The world is changing. Fast. If you can learn to analyse the distant past, then this explicitly makes you comfortable with the unfamiliar. And if there’s one thing we’ll need to get familiar with in the coming decades, it’s the unfamiliar.
And sure, there are other ways of learning abstract skills, but some people just like the 6th century. This is where their passion lies. They find it more fascinating than geography, or sociology, or 16th century history. I mean, perish the thought you might find something of interest in the century of Empress Theodora, the Justinian Plague, Aryabhata and the Prophet Muhammad…
3. … which brings me to my next point: History is interesting.
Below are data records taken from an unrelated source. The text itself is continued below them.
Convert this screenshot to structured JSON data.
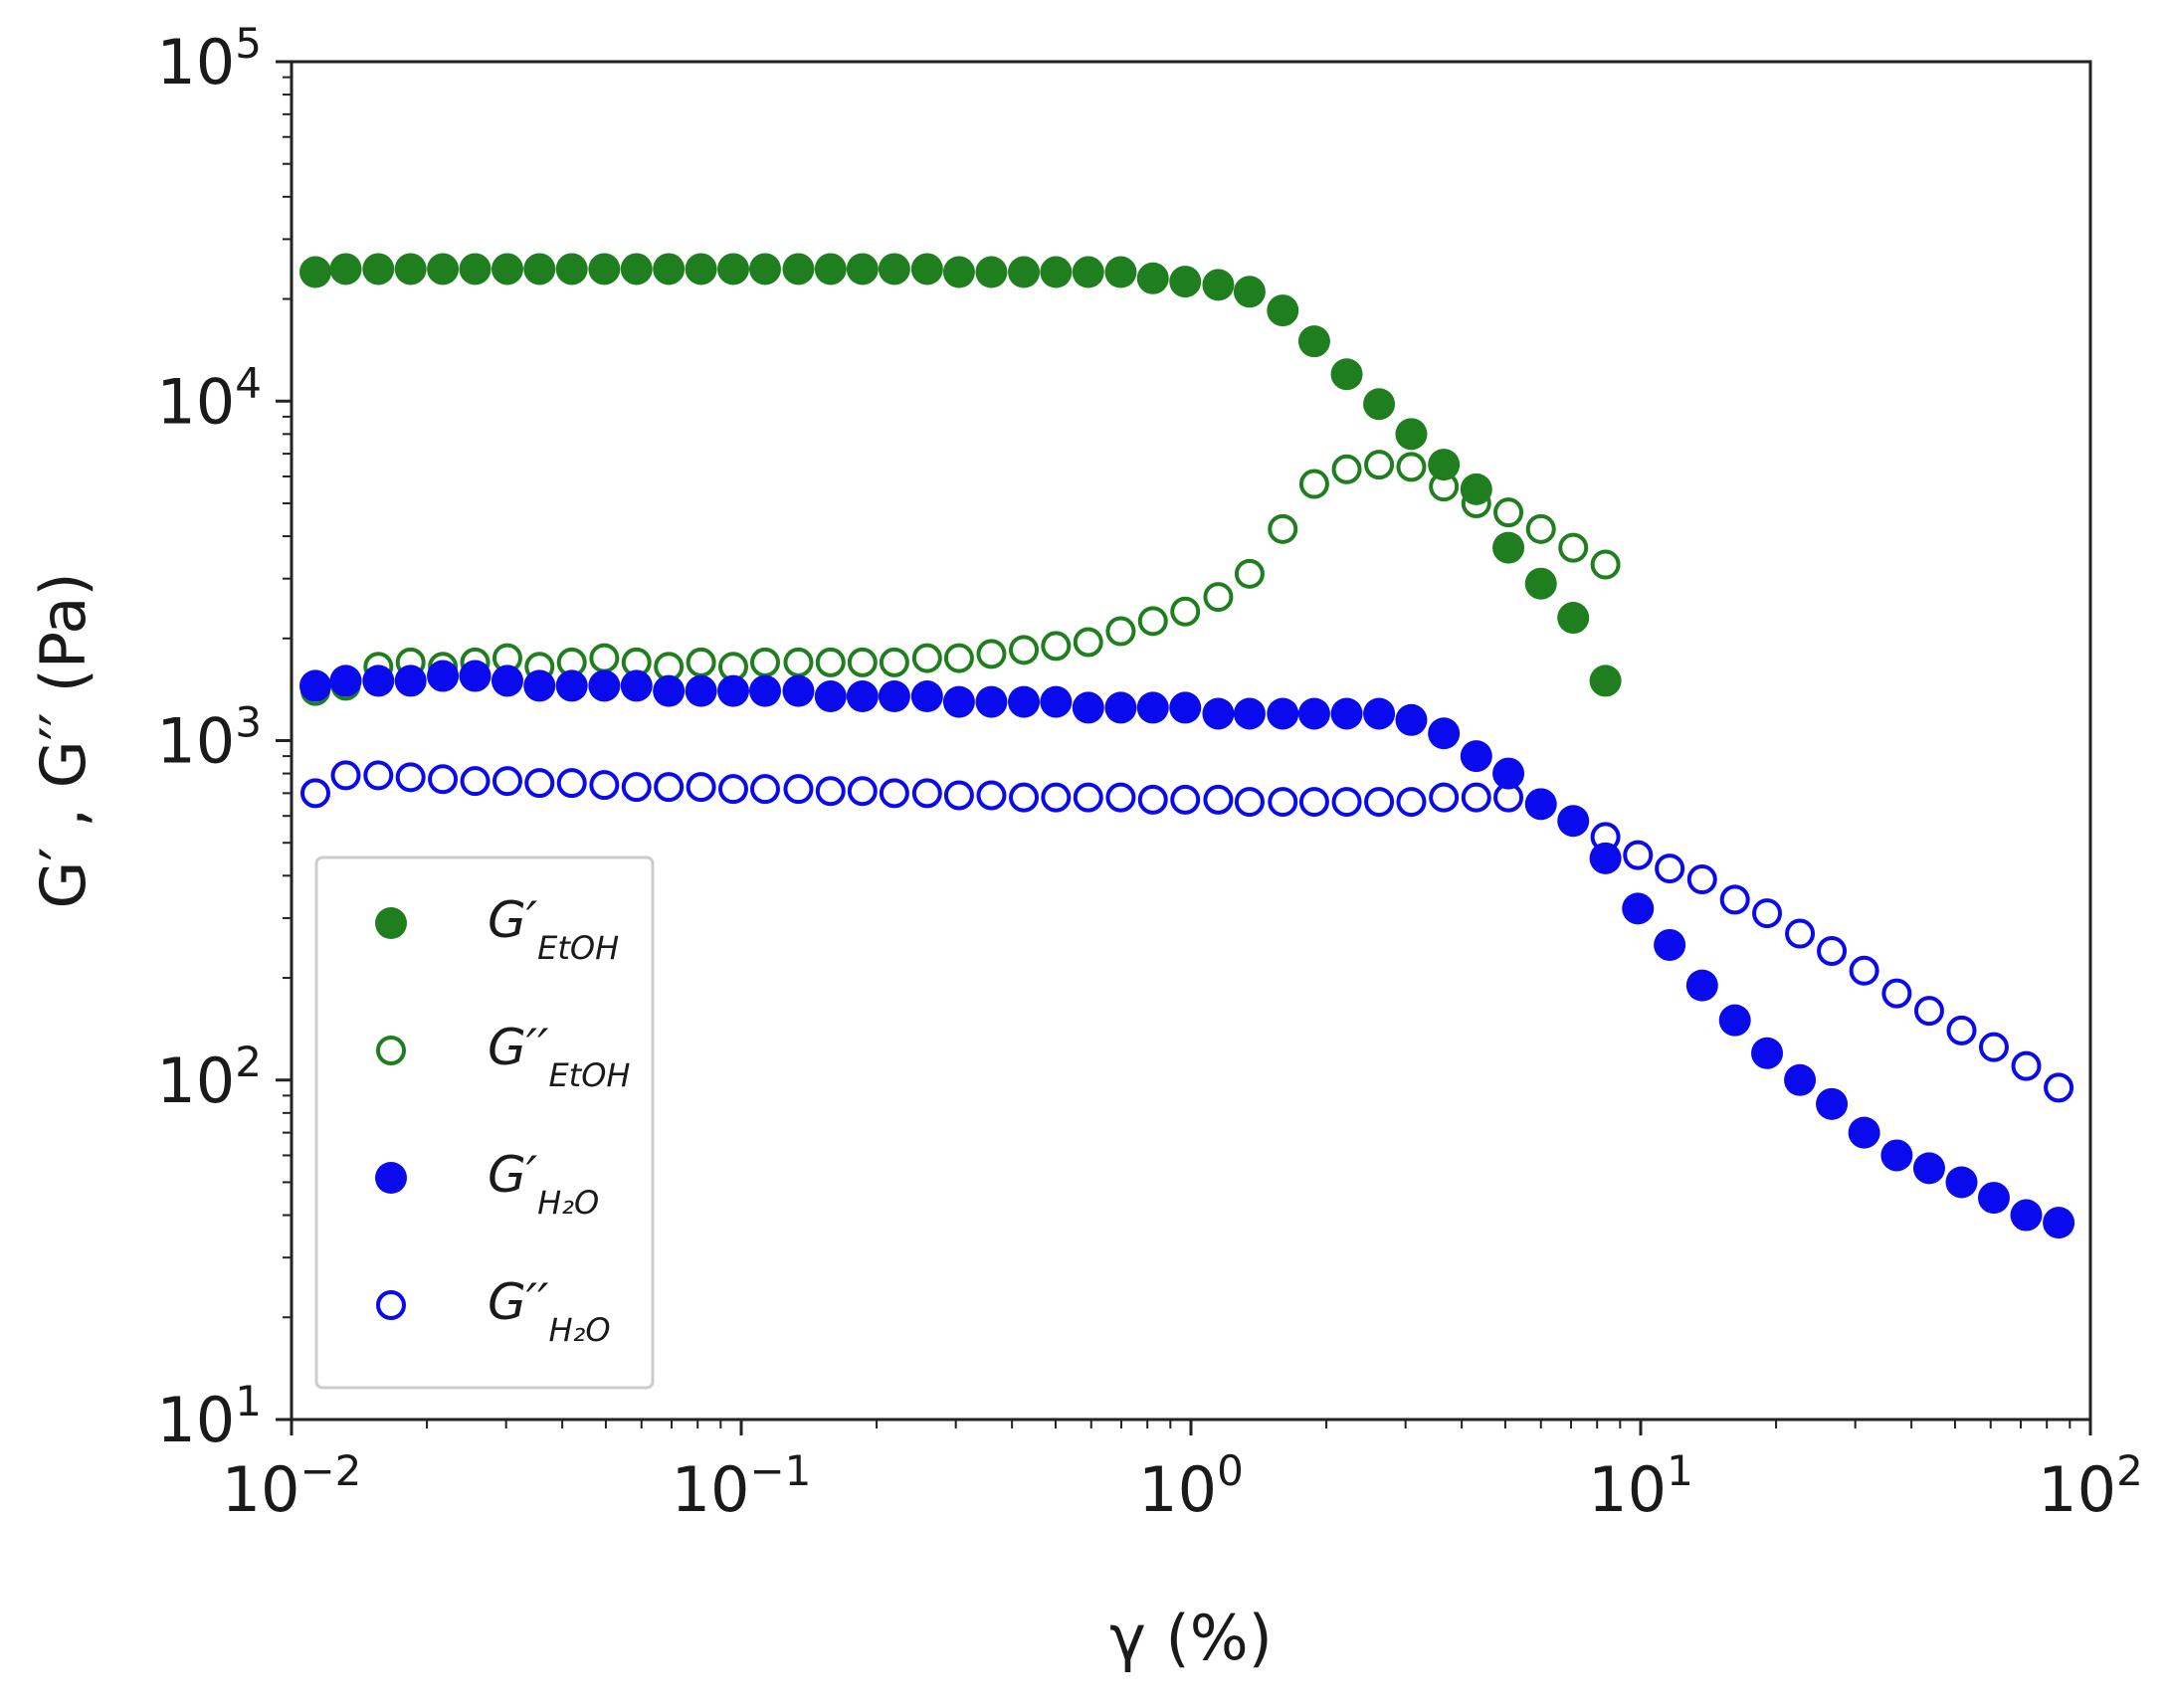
{
  "chart_data": {
    "type": "scatter",
    "title": "",
    "xlabel": "γ (%)",
    "ylabel": "G′ , G′′ (Pa)",
    "xscale": "log",
    "yscale": "log",
    "xlim": [
      0.01,
      100
    ],
    "ylim": [
      10,
      100000
    ],
    "grid": false,
    "legend_location": "lower-left",
    "x_ticks": [
      {
        "base": "10",
        "exp": "−2"
      },
      {
        "base": "10",
        "exp": "−1"
      },
      {
        "base": "10",
        "exp": "0"
      },
      {
        "base": "10",
        "exp": "1"
      },
      {
        "base": "10",
        "exp": "2"
      }
    ],
    "y_ticks": [
      {
        "base": "10",
        "exp": "1"
      },
      {
        "base": "10",
        "exp": "2"
      },
      {
        "base": "10",
        "exp": "3"
      },
      {
        "base": "10",
        "exp": "4"
      },
      {
        "base": "10",
        "exp": "5"
      }
    ],
    "series": [
      {
        "name": "G′ EtOH",
        "symbol": "G′",
        "subscript": "EtOH",
        "color": "#1f7f1f",
        "filled": true,
        "x": [
          0.0113,
          0.0132,
          0.0156,
          0.0184,
          0.0217,
          0.0256,
          0.0302,
          0.0356,
          0.042,
          0.0496,
          0.0585,
          0.069,
          0.0814,
          0.096,
          0.113,
          0.134,
          0.158,
          0.186,
          0.219,
          0.259,
          0.305,
          0.36,
          0.425,
          0.501,
          0.591,
          0.698,
          0.823,
          0.971,
          1.15,
          1.35,
          1.6,
          1.88,
          2.22,
          2.62,
          3.09,
          3.65,
          4.31,
          5.08,
          6.0,
          7.08,
          8.35
        ],
        "values": [
          24000,
          24500,
          24500,
          24500,
          24500,
          24500,
          24500,
          24500,
          24500,
          24500,
          24500,
          24500,
          24500,
          24500,
          24500,
          24500,
          24500,
          24500,
          24500,
          24500,
          24000,
          24000,
          24000,
          24000,
          24000,
          24000,
          23000,
          22500,
          22000,
          21000,
          18500,
          15000,
          12000,
          9800,
          8000,
          6500,
          5500,
          3700,
          2900,
          2300,
          1500
        ]
      },
      {
        "name": "G′′ EtOH",
        "symbol": "G′′",
        "subscript": "EtOH",
        "color": "#1f7f1f",
        "filled": false,
        "x": [
          0.0113,
          0.0132,
          0.0156,
          0.0184,
          0.0217,
          0.0256,
          0.0302,
          0.0356,
          0.042,
          0.0496,
          0.0585,
          0.069,
          0.0814,
          0.096,
          0.113,
          0.134,
          0.158,
          0.186,
          0.219,
          0.259,
          0.305,
          0.36,
          0.425,
          0.501,
          0.591,
          0.698,
          0.823,
          0.971,
          1.15,
          1.35,
          1.6,
          1.88,
          2.22,
          2.62,
          3.09,
          3.65,
          4.31,
          5.08,
          6.0,
          7.08,
          8.35
        ],
        "values": [
          1400,
          1450,
          1650,
          1700,
          1650,
          1700,
          1750,
          1650,
          1700,
          1750,
          1700,
          1650,
          1700,
          1650,
          1700,
          1700,
          1700,
          1700,
          1700,
          1750,
          1750,
          1800,
          1850,
          1900,
          1950,
          2100,
          2250,
          2400,
          2650,
          3100,
          4200,
          5700,
          6300,
          6500,
          6400,
          5600,
          5000,
          4700,
          4200,
          3700,
          3300
        ]
      },
      {
        "name": "G′ H2O",
        "symbol": "G′",
        "subscript": "H₂O",
        "color": "#0a0aee",
        "filled": true,
        "x": [
          0.0113,
          0.0132,
          0.0156,
          0.0184,
          0.0217,
          0.0256,
          0.0302,
          0.0356,
          0.042,
          0.0496,
          0.0585,
          0.069,
          0.0814,
          0.096,
          0.113,
          0.134,
          0.158,
          0.186,
          0.219,
          0.259,
          0.305,
          0.36,
          0.425,
          0.501,
          0.591,
          0.698,
          0.823,
          0.971,
          1.15,
          1.35,
          1.6,
          1.88,
          2.22,
          2.62,
          3.09,
          3.65,
          4.31,
          5.08,
          6.0,
          7.08,
          8.35,
          9.86,
          11.6,
          13.7,
          16.2,
          19.1,
          22.6,
          26.6,
          31.4,
          37.1,
          43.8,
          51.7,
          61.0,
          72.0,
          85.0
        ],
        "values": [
          1450,
          1500,
          1500,
          1500,
          1550,
          1550,
          1500,
          1450,
          1450,
          1450,
          1450,
          1400,
          1400,
          1400,
          1400,
          1400,
          1350,
          1350,
          1350,
          1350,
          1300,
          1300,
          1300,
          1300,
          1250,
          1250,
          1250,
          1250,
          1200,
          1200,
          1200,
          1200,
          1200,
          1200,
          1150,
          1050,
          900,
          800,
          650,
          580,
          450,
          320,
          250,
          190,
          150,
          120,
          100,
          85,
          70,
          60,
          55,
          50,
          45,
          40,
          38
        ]
      },
      {
        "name": "G′′ H2O",
        "symbol": "G′′",
        "subscript": "H₂O",
        "color": "#0a0aee",
        "filled": false,
        "x": [
          0.0113,
          0.0132,
          0.0156,
          0.0184,
          0.0217,
          0.0256,
          0.0302,
          0.0356,
          0.042,
          0.0496,
          0.0585,
          0.069,
          0.0814,
          0.096,
          0.113,
          0.134,
          0.158,
          0.186,
          0.219,
          0.259,
          0.305,
          0.36,
          0.425,
          0.501,
          0.591,
          0.698,
          0.823,
          0.971,
          1.15,
          1.35,
          1.6,
          1.88,
          2.22,
          2.62,
          3.09,
          3.65,
          4.31,
          5.08,
          6.0,
          7.08,
          8.35,
          9.86,
          11.6,
          13.7,
          16.2,
          19.1,
          22.6,
          26.6,
          31.4,
          37.1,
          43.8,
          51.7,
          61.0,
          72.0,
          85.0
        ],
        "values": [
          700,
          790,
          790,
          780,
          770,
          760,
          760,
          750,
          750,
          740,
          730,
          730,
          730,
          720,
          720,
          720,
          710,
          710,
          700,
          700,
          690,
          690,
          680,
          680,
          680,
          680,
          670,
          670,
          670,
          660,
          660,
          660,
          660,
          660,
          660,
          680,
          680,
          680,
          650,
          580,
          520,
          460,
          420,
          390,
          340,
          310,
          270,
          240,
          210,
          180,
          160,
          140,
          125,
          110,
          95
        ]
      }
    ]
  }
}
There is a huge, huge market for history. Everyone who reads Wolf Hall, who watches Roots, who visits a National Trust property, who researches their family tree, or even who looks at an old cottage and thinks, ‘ooh that’s tremendously interesting’, is consuming history. I don’t know what the subject contributes to GDP, I suspect it’s not even measurable. But I do know that the subject, and knowledge of it, contributes vast amounts to people’s enjoyment of and interest in the world. Historians facilitate this. Without this, we’d all be immeasurably poorer. And that’s to say nothing of the artists, the novelists, the filmmakers, even the musicians, who’ve been inspired by knowledge of the past.
I’m sticking my neck out a bit here, but I suspect that our contribution to human happiness doesn’t compare completely unfavourably to that of University Vice Chancellors.
4. And finally: history is Important.
There’s a famous quotation by George Santayana which annoys me a bit. It annoys me because I don’t actually think history repeats itself. There’s been a long, complicated story of social, cultural, and political change which means that no past situation is ever truly analogous to one today. Learning the ‘lessons’ of the past can be dangerous. Just because the Germans got bogged down in northern France in 1914, didn’t mean they would again in 1940.
But… history’s all about comparisons. They that know only the present, do not the present know. If we only look at our own world, we won’t notice the way some things are unusual to it. We might think that something about us is ‘natural’, ‘common sense’, or ‘only human’, whereas in fact it’s historically distinctive. We only learn this stuff by looking at other, distant, alien societies. In fact, maybe 6th century historians can tell us more about ourselves than many 21st century commentators and ‘leaders’ can.
And not only this. History isn’t the study of the past. It’s the science of humanity. All, literally all, human experience, literally everything Homo sapiens has ever done, is contained in the past. History is our curriculum vitae and our criminal record as a species.
Historians are essential. And I reckon we’ll be here long after university managers have joined the ranks of astrologers, alchemists and pardoners as relics of a distant age.